Tentu saja dilantari oleh perjalanan hidupnya yang penuh dengan sinyal-sinyal
makna serta kesan-kesan puitik yang ia jumputi sebagai bahan renung di ruang
kontemplasinya sebagai seorang penyair. Membaca serta menelaah 69 puisi dalam
Mazmur Sunyi, saya menemukan beberapa hal yang diulang-ulang oleh Sulaiman
Djaya, baik kata, frasa, majas, pola pengandaian mau pun cara melihat dan
memaknai sesuatu yang ia saksikan dan rasakan.
Menyoal pengulangan
sebenarnya lumrah saja, mengingat hampir semua antologi puisi tunggal mengalami
nasib yang sama. Penyebabnya tidak lain tidak bukan, karena keterbatasan mata
dalam memandang alam semesta, keterbatasan pikiran manusia dalam memahami,
mendalami, dan memaknai kehidupan, serta keterbatasan kata di jagat Indonesia
ini, termasuk majas-majas yang berlaku. Maka, dari tidak banyaknya hal yang
benar-benar dapat menarik jiwa penyair untuk menulis puisi, terjadilah beberapa
pengulangan tema dan pemakaian pengandaian yang tidak jauh-jauh dari situ ke
situ juga. Tidak terkecuali dalam Mazmur Sunyi. Selain itu, beberapa simbol
juga mendominasi, di antaranya “warna” dan “waktu”. Kedua simbol tersebut
sepertinya dengan sungguh-sungguh diposisikan oleh Sulaiman Djaya (kemudian
disingkat SD) sebagai media pengandaian sekaligus simbol tertutup dan terbuka
untuk menemukan kebermaknaan dalam puisi-puisinya:
“Aku adalah sebuah kalimat
sajak // dengan kertas merah tua // dari senja yang menghitung daun-daun
albasia (Mula Puisi, Hal 11). “Aku baik-baik saja // seperti hari-hari yang
kadang putih // atau agak sedikit berlumut (Di Ruang Baca, Hal 12).

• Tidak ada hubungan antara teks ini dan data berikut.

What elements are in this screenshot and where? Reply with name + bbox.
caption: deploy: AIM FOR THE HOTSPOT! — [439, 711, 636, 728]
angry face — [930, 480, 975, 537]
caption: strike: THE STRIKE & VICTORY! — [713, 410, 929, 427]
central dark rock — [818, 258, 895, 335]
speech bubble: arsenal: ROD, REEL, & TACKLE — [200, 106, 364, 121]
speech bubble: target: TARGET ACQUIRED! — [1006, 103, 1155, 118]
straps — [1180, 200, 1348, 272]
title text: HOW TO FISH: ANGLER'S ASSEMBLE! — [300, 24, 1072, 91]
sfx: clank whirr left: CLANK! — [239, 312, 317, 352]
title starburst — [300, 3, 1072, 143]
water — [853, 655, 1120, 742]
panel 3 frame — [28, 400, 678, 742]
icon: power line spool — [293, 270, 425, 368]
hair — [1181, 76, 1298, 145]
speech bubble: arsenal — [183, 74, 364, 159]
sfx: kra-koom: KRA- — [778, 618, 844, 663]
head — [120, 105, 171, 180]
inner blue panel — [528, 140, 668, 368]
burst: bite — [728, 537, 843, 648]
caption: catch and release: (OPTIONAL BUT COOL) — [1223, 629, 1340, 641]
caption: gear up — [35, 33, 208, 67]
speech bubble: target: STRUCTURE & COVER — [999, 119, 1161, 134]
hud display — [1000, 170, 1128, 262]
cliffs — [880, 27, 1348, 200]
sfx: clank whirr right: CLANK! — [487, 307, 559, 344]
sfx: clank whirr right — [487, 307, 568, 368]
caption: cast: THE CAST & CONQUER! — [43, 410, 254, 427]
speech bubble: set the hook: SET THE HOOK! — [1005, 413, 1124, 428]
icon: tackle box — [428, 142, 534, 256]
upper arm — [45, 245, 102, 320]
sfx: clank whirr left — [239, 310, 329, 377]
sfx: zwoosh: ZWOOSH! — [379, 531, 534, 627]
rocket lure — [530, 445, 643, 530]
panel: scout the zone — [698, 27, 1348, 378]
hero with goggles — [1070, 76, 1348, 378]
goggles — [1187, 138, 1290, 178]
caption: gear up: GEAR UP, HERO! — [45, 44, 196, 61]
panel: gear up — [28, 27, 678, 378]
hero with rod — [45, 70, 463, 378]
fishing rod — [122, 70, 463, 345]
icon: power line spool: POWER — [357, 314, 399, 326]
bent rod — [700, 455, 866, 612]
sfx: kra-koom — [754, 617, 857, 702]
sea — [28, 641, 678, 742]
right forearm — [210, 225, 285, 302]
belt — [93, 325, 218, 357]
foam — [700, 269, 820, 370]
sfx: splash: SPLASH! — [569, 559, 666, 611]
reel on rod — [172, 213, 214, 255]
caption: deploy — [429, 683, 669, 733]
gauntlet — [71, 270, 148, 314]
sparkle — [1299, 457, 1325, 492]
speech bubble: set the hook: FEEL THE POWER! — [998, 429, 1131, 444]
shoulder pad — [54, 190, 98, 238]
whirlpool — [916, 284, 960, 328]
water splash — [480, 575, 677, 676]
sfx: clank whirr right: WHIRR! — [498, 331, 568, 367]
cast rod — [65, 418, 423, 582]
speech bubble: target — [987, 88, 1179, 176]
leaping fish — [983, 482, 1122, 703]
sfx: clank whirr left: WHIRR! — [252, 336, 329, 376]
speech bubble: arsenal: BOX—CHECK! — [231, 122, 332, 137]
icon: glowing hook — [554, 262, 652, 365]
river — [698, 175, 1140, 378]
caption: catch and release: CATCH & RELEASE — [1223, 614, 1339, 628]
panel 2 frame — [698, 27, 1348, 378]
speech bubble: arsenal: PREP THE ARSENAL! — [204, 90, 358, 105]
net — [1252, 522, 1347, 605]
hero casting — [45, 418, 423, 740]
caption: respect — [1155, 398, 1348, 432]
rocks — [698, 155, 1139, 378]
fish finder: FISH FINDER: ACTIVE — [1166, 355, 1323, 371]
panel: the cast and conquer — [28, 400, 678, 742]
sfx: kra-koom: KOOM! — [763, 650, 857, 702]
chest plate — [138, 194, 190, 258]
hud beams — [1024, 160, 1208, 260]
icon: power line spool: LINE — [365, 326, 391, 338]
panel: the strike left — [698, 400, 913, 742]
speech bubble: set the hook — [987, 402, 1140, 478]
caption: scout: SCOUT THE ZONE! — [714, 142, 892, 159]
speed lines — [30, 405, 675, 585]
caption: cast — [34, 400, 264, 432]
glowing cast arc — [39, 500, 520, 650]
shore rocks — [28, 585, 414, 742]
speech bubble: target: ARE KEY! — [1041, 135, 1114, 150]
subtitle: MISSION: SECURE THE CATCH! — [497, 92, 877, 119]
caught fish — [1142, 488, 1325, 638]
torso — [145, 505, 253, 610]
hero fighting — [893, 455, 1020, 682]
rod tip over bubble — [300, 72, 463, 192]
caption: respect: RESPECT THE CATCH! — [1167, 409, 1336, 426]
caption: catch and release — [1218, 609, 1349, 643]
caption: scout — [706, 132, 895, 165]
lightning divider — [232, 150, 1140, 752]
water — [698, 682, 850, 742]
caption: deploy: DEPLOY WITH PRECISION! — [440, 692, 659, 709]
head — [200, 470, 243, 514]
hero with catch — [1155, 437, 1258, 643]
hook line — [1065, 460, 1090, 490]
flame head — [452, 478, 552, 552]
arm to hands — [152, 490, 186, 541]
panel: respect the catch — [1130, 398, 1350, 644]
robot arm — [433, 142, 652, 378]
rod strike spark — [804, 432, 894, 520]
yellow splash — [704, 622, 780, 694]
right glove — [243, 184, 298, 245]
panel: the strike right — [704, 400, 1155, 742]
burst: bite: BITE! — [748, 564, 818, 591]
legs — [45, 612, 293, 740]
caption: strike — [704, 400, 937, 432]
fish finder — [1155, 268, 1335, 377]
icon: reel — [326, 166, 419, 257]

“Buku-buku, kertas-kertas, almanac // pintu dan jendela, saling berbisik
tentang nasib // yang bukan biru, bukan ungu // bukan juga hijau
abu-abu (Monolog, hal 17). “Aku pun tahu kadang engkau bersembunyi // di
balik tirai yang terbentang yang kau sebut hijau (Nyanyian Desember, hal
86).
Warna dalam puisi
(barangkali) gambaran suatu keadaan sedih, senang, muram, sumringah dan
sejenisnya. Misalnya putih, lazim dikonotasikan pada kebersihan, kesucian,
katarsis, dan sejenisnya dan sejenisnya. Hijau berkaitan dengan kesejukan,
keteduhan, dan sejenisnya. Merah dimaknai sebagai keberanian atau kemarahan.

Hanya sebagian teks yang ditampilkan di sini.